Published in AI

OpenAI teams up with Sir Jony Ive

by on22 May 2025


Former Apple designer likely to cook up an expensive mystery box

OpenAI has confirmed it’s entering the hardware game, teaming up with former Job’s Mob design messiah Jony Ive to birth a new line of AI gadgets, though no one’s quite sure what they’ll do yet.

In a painfully polished video dropped on X, OpenAI chief executive Sam Altman and Ive revealed they’ve been secretly collaborating for two years on "next-generation AI devices" under the guise of io, a little-known startup that Ive started with some mates. That outfit is now merging with OpenAI.

The naturally vague announcement didn’t shed much light on the deal, stating simply that io’s crew would now work more closely with its engineers and researchers in San Francisco. Ive’s design firm LoveFrom remains independent but will moonlight as OpenAI’s creative wing.
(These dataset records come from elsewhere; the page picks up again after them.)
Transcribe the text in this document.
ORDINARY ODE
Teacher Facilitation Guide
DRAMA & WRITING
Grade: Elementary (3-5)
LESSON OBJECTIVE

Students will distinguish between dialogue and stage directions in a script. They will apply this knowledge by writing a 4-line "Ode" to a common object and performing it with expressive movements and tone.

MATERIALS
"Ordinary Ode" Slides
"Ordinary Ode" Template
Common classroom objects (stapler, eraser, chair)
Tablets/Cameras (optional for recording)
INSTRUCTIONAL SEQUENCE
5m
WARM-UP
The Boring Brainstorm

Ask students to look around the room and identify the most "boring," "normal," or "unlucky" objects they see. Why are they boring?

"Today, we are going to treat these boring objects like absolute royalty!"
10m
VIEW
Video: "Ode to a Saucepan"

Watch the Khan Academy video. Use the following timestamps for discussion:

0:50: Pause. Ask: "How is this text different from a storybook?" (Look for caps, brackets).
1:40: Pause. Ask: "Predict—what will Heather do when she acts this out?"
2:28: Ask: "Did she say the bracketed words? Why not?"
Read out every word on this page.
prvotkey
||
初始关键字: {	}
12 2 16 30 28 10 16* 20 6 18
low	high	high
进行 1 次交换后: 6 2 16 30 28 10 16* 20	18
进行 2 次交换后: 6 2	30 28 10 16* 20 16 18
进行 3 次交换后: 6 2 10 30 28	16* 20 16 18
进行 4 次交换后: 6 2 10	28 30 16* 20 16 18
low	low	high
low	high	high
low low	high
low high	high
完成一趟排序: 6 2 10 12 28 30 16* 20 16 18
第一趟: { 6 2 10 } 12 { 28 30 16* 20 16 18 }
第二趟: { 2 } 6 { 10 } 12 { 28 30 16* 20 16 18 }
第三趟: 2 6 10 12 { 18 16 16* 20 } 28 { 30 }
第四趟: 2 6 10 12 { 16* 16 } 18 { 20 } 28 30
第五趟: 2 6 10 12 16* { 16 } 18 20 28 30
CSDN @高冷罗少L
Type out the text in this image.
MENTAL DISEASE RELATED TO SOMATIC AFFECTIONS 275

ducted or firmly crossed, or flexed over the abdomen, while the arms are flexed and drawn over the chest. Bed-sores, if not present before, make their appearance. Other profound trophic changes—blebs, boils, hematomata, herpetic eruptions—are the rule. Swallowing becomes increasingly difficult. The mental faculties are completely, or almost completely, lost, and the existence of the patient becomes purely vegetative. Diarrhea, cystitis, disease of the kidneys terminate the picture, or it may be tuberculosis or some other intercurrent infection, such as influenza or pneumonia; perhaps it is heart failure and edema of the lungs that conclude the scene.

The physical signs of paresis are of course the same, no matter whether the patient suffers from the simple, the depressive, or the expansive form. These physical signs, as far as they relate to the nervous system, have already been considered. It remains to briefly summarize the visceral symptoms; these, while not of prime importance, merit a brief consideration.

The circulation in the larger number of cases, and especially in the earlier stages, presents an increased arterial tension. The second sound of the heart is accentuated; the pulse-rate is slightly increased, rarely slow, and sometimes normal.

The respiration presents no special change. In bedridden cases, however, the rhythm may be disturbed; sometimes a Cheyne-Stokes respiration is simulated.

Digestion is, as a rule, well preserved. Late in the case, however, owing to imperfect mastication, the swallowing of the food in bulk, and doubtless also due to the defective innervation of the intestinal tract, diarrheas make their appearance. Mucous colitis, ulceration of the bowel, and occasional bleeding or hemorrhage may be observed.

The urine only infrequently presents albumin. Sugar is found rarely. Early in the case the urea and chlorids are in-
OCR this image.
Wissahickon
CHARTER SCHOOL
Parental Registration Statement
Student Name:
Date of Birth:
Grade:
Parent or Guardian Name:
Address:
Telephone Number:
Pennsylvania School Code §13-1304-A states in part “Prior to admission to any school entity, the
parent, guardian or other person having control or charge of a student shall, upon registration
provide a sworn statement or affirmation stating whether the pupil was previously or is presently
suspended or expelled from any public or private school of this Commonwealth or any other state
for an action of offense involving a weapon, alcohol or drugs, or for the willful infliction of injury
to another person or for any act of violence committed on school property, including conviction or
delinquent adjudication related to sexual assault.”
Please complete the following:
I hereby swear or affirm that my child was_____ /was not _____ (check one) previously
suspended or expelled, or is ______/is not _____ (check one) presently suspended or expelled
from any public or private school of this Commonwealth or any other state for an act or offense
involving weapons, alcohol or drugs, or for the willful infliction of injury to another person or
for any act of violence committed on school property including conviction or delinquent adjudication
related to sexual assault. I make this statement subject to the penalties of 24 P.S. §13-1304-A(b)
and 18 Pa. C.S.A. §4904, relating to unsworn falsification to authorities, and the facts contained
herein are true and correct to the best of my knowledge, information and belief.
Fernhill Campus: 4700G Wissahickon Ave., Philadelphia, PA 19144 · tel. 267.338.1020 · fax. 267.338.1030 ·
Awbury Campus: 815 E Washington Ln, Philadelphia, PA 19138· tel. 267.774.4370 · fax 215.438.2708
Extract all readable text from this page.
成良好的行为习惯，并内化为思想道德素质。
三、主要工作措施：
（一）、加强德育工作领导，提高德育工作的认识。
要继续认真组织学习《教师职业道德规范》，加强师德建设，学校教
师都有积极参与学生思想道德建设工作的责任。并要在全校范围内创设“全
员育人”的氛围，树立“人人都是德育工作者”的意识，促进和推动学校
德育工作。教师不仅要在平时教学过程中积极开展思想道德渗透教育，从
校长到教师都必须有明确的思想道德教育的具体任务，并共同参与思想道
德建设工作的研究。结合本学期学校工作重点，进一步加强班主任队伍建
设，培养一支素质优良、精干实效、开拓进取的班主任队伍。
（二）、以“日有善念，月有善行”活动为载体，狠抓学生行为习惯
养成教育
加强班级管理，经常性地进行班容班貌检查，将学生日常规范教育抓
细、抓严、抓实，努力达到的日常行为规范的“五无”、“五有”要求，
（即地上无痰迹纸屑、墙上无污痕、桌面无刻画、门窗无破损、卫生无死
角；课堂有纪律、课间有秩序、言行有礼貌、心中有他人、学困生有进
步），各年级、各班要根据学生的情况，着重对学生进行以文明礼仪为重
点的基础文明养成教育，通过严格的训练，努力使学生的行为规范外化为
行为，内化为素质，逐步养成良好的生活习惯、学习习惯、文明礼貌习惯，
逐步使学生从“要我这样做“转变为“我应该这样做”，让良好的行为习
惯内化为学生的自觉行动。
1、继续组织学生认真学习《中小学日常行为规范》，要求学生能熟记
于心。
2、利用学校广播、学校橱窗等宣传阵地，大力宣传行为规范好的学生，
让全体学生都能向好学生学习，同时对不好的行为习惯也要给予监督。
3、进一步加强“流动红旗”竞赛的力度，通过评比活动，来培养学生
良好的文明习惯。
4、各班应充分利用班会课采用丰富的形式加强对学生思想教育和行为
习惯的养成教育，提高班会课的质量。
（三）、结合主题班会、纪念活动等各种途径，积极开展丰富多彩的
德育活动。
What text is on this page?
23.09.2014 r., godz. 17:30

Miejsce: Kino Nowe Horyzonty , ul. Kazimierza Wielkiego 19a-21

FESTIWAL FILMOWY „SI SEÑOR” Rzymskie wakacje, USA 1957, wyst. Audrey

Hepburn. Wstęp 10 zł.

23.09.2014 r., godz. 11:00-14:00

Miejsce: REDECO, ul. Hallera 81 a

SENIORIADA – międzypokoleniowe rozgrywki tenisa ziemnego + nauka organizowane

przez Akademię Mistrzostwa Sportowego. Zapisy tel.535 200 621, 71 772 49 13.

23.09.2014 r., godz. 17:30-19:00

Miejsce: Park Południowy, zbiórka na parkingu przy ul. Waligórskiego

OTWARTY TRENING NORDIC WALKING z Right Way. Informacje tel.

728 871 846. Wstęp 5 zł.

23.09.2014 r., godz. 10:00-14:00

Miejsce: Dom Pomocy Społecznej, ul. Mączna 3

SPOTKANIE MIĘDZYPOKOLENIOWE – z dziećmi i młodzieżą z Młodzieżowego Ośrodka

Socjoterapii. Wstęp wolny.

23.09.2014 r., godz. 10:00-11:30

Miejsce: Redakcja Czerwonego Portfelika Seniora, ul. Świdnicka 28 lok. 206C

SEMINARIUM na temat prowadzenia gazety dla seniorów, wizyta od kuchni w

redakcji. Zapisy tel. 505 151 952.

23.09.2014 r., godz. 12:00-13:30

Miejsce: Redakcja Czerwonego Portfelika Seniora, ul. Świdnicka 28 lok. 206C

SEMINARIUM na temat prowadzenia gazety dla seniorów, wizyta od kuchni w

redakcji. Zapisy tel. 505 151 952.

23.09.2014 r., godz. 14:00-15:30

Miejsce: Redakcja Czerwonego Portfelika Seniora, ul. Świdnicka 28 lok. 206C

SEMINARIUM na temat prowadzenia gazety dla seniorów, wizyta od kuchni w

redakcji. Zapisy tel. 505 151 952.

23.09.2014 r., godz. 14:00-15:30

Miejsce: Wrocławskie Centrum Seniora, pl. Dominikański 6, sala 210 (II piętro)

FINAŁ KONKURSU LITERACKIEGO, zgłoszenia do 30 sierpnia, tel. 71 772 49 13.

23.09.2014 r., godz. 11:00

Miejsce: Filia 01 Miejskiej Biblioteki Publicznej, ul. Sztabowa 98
Altman said: “I want this to be democratised, I want everyone to have it,” as he gestured at a still-unseen prototype that he claims is “the coolest piece of technology that the world will have ever seen.” Lofty words, but so far, not even a blurry photo.

OpenAI recently reinvented itself as a Public Benefit Corporation, a move that supposedly prioritises societal good over shareholder greed. Whether that holds up when hardware hits retail shelves remains to be seen.

The merger is another sign that OpenAI wants more than just to power chatbots and code copilots. Rumours earlier this year suggested Altman had his eyes on wearables and robotics, possibly to chase the market currently faffing about with AI-powered smartphones, laptops and slightly cursed gadgets like the Humane Pin and Rabbit R1.

The Wall Street Journal reports that Altman and Ive have floated ideas like smart cameras and headphones. However, nothing’s been nailed down, and they admit nothing will likely ship until next year.

OpenAI’s hardware ambitions now look more like a trailer than a product. Just another day in the AI hype cycle  which now comes with brushed aluminium and minimalist fonts. Ironically still well ahead of Apple's AI vapourware.